Tanah Air ternyata tidak menjamin solidaritas sosial. Sampai di Terminal 3 Bandara Soekarno-Hatta, petugas meminta uang padanya untuk biaya perjalanan ke Indramayu. Ia memberi Rp 190.000. Sopir di jalan pun masih memintanya uang yang kemudian ia beri Rp 50.000. Belum cukup, paspornya sampai sekarang juga ditahan oleh petugas berseragam di Bandara tanpa alasan jelas. Semua identitas pribadi dalam paspornya juga tidak palsu. Para petugas itu mungkin tidak tahu bahwa ekspor tenaga kerja menghasilkan devisa bagi Indonesia rata- rata sebanyak 1,6 miliar dollar AS per tahun.

ANAK-anak dan laki-laki adalah subplot dalam kisah ini. Di jalan-jalan kampung Sudimampir, ada semacam becak berhiaskan naga merah disertai tape recorder yang selalu memutar lagu dangdut. Becak itu berisi sekitar sepuluh anak berusia di bawah dua belas tahun. Satu di antara anak-anak itu mungkin tidak pernah merasakan air susu ibunya. Biasanya anak-anak itu diasuh oleh nenek atau bibinya sepeninggal ibunya ke Arab Saudi. Jumlah anak-anak bernasib seperti ini ada sekitar 70 anak di Dusun Sudimampir. Kalau ayah dari anak-anak ini adalah ayah yang baik, ayah inilah yang mengasuh mereka selepas kerja menjadi buruh tani. Lagu Duda Kepaksa ciptaan Iip Bakir lagi-lagi dengan gamblang menceritakannya. Lara sih lara, gara-gara mboke bocah lunga ning Saudi Arabia. Kula ning umah mong-mong bocah....

Akan tetapi, penggalan syair itu hanya menceritakan sepenggal cerita normatif tentang laki-laki yang ditinggal istri. Itu adalah contoh suami setia yang setia mengasuh anak-anaknya. Selain mengasuh anak, yang setia ini biasanya berkumpul pada malam-malam tertentu sambil membakar ayam (mayoran). Mereka mendirikan "organisasi" bernama Ikatan Duda Arab (Idara).

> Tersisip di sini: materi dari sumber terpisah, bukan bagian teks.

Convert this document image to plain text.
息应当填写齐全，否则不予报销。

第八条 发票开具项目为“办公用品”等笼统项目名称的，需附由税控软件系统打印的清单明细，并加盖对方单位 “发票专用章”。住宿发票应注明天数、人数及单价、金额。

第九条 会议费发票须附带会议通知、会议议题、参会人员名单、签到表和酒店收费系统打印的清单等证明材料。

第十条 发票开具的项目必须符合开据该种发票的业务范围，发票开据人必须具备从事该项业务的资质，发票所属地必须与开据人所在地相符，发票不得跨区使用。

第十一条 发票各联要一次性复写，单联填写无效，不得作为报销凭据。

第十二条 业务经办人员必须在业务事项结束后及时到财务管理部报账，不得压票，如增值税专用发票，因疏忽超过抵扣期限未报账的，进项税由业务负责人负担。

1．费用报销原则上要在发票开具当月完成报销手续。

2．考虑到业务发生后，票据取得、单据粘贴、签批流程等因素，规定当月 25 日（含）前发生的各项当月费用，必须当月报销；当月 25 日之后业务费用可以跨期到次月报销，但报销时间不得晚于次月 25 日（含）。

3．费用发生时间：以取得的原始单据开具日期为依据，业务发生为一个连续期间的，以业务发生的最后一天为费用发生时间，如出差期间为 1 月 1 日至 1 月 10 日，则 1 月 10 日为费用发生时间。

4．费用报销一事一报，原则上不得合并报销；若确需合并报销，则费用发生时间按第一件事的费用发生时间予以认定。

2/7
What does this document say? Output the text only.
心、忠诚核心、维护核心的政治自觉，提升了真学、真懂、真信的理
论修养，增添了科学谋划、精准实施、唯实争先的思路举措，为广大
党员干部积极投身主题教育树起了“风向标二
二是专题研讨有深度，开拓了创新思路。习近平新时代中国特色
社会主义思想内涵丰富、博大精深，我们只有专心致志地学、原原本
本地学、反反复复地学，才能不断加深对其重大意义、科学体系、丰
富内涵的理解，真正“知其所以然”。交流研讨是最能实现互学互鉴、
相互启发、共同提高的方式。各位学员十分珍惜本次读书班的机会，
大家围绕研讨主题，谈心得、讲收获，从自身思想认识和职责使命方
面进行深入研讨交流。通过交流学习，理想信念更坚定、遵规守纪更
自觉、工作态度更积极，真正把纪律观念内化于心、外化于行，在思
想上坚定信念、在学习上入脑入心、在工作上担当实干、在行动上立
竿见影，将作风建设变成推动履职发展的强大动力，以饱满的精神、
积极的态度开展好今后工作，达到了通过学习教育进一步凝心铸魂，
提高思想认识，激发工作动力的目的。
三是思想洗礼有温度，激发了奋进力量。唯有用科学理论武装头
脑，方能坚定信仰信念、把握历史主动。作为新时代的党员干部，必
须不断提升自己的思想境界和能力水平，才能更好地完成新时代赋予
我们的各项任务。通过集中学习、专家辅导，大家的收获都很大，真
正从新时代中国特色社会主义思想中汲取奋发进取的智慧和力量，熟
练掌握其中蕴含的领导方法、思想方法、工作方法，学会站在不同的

Yang tidak setia punya dua pilihan: menghamburkan duit kiriman istri di diskotek dan/atau kawin lagi. Yang dimaksud dengan diskotek adalah semacam kafe remang yang memutar lagu-lagu dangdut. Karena tidak tahan ditinggal istri, para suami ini sering kawin lagi. Menjadi masalah kalau istri mudanya pun akhirnya menjadi TKI. Laki-laki semacam ini ini harus pandai mengatur waktu pulang istri tuanya agar tidak bertabrakan dengan jadwal kedatangan istri mudanya.

Diskotek rupanya menjadi fenomena menarik. Di pinggir- pinggir jalan tersembul kafe remang dengan bunyi musik dangdut disertai aksesori tawaran kenikmatan kedagingan. Perempuan menjadi sangat responsif karena pada Duda Arab ini biasanya berkocek tebal. Di sanalah duit kiriman istri akan berkecamuk dengan lampu remang, alkohol, dan lendir duniawi.

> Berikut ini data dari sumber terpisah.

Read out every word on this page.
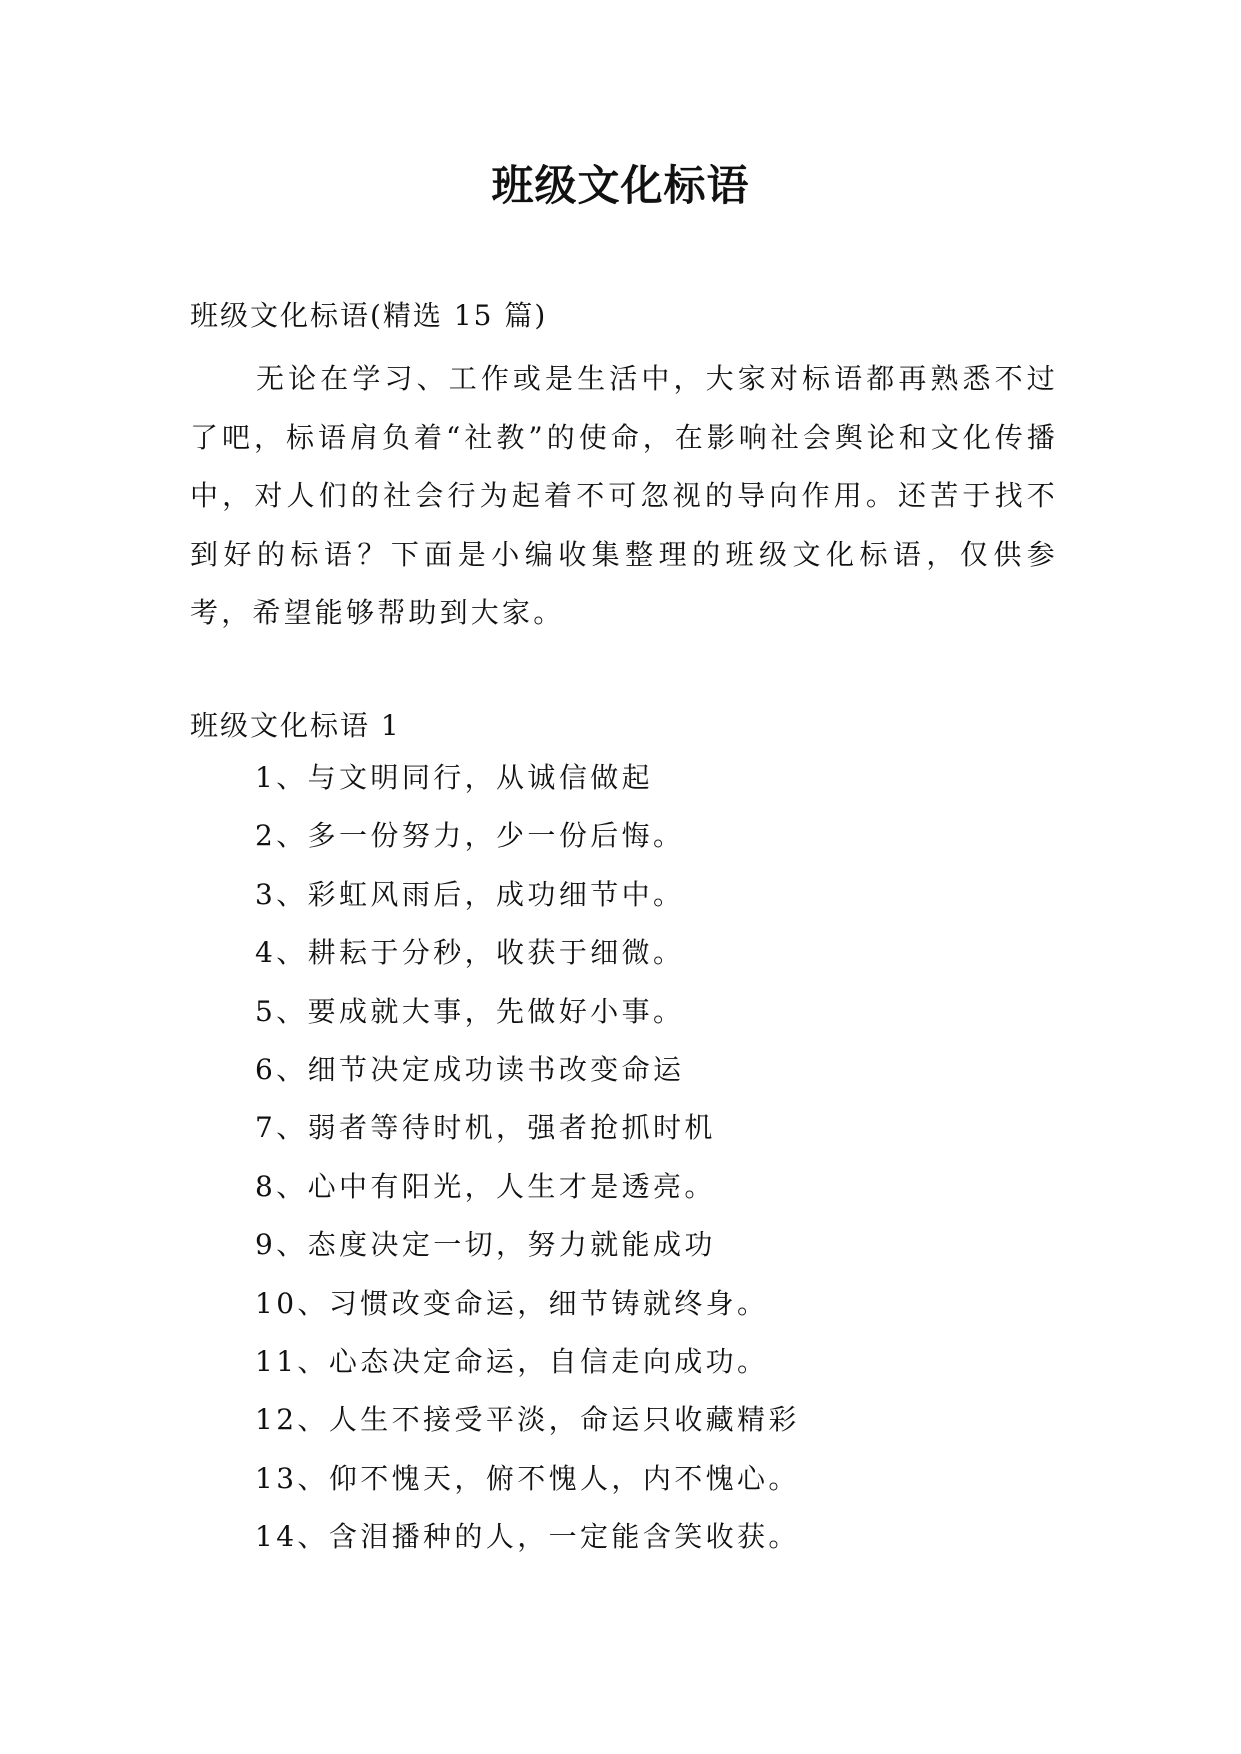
班级文化标语
班级文化标语(精选 15 篇)

无论在学习、工作或是生活中，大家对标语都再熟悉不过了吧，标语肩负着“社教”的使命，在影响社会舆论和文化传播中，对人们的社会行为起着不可忽视的导向作用。还苦于找不到好的标语？下面是小编收集整理的班级文化标语，仅供参考，希望能够帮助到大家。

班级文化标语 1
1、与文明同行，从诚信做起
2、多一份努力，少一份后悔。
3、彩虹风雨后，成功细节中。
4、耕耘于分秒，收获于细微。
5、要成就大事，先做好小事。
6、细节决定成功读书改变命运
7、弱者等待时机，强者抢抓时机
8、心中有阳光，人生才是透亮。
9、态度决定一切，努力就能成功
10、习惯改变命运，细节铸就终身。
11、心态决定命运，自信走向成功。
12、人生不接受平淡，命运只收藏精彩
13、仰不愧天，俯不愧人，内不愧心。
14、含泪播种的人，一定能含笑收获。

KEKUATAN representasi sosial dalam syair lagu-lagu rakyat Indramayu dibentuk oleh dua hal, yaitu realitas sosial itu sendiri dan tradisi kesenian yang kuat di masyarakat bawah. Di Kecamatan Sliyeg dengan mudah kita bisa menemukan beberapa kelompok drama rakyat yang sudah berdiri sejak puluhan tahun lalu. Sutana (58), misalnya, pemimpin kelompok drama Mayang Sari, sudah bermain drama sejak tahun 1961. Kelompok drama ini masih hidup sampai sekarang meski sesudah 1997 relatif sepi tanggapan. Kisah-kisah yang biasanya dipanggungkan berasal dari tradisi penyebaran agama Islam, khususnya oleh Sunan Gunung Jati selain legenda lokal.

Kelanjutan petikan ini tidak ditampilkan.